The Fighting Shepherdess - Page 201/231

Her experience with the night clerk came to mind and her frown at the recollection of his insolence changed to a puzzled look as she thought of her retort. Whatever had prompted her to make the empty boast that he would know her before she left Omaha? It was as unlike her as anything she could imagine, but it had seemed to say itself.

She had a subconscious feeling that there was still something else of which she wished to think before getting up, and as she searched her mind it flashed upon her--the stranger who had bumped into her in the dark. Of course, that was it! She heard his pleasant voice plainly and saw his face with great distinctness as revealed by the brakeman's light.

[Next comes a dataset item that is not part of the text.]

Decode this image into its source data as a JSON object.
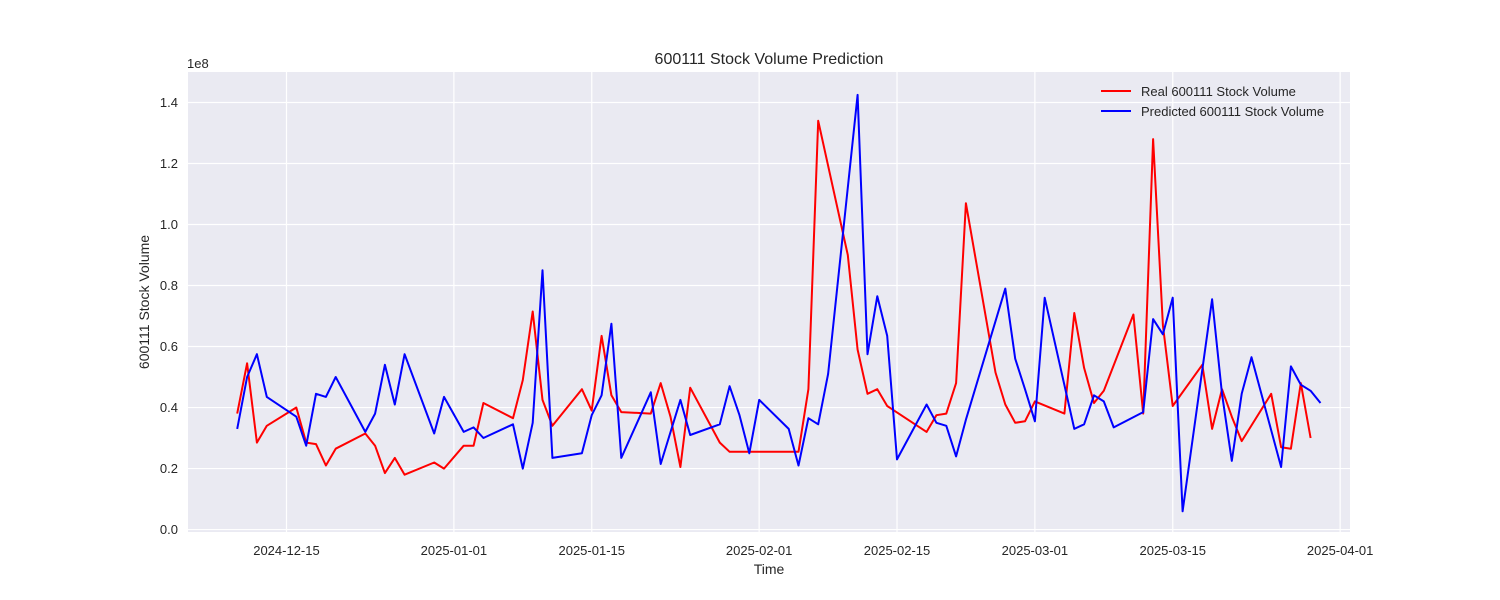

While she recalled his features individually--his eyes, his mouth, his chin, and the meaning they conveyed, his manner with its mixture of friendliness and reserve, she mechanically rubbed her forehead with her finger tips as though the action might assist in catching some elusive memory that was just beyond her reach. Her brows knit in perplexity and she murmured finally: "He didn't seem a stranger, somehow--and yet--he was, of course. It would not be possible for me ever to forget a man like that. It seemed as if--" there was bewilderment in her face as she laid her hand upon her heart--"as if, somehow, I knew him here."

Kate's belief that no better sheep of their class than hers would be found in the stockyards was justified by subsequent events. Her shipment not only "topped the market," but she received for her yearling lambs fourteen dollars and sixty-five cents a head--the highest paid since the Civil War. This high rate was due not only to European disturbances, but to the quality and condition of the sheep; and, therefore, apart from the attention which she naturally would have attracted, she was, as the owner, an object of interest in the yards as well as in the stock exchange offices and the bank.

Basking in the reflected sunshine of his employer's success, Bowers came as near strutting as was possible for one of his retiring temperament.

Kate was finding a new experience in her meeting with the members of the firm to which she had consigned her sheep, and others with whom her business brought her in contact about the crowded Exchange. These prosperous, clean-cut men, alert, incisive of speech and thought, were an unfamiliar type. Their undisguised approbation, their respect, their eagerness to be kind brought a new sensation to Kate, who had grown up and lived in an atmosphere of prejudice. There were moments when the tears were absurdly close to her eyes.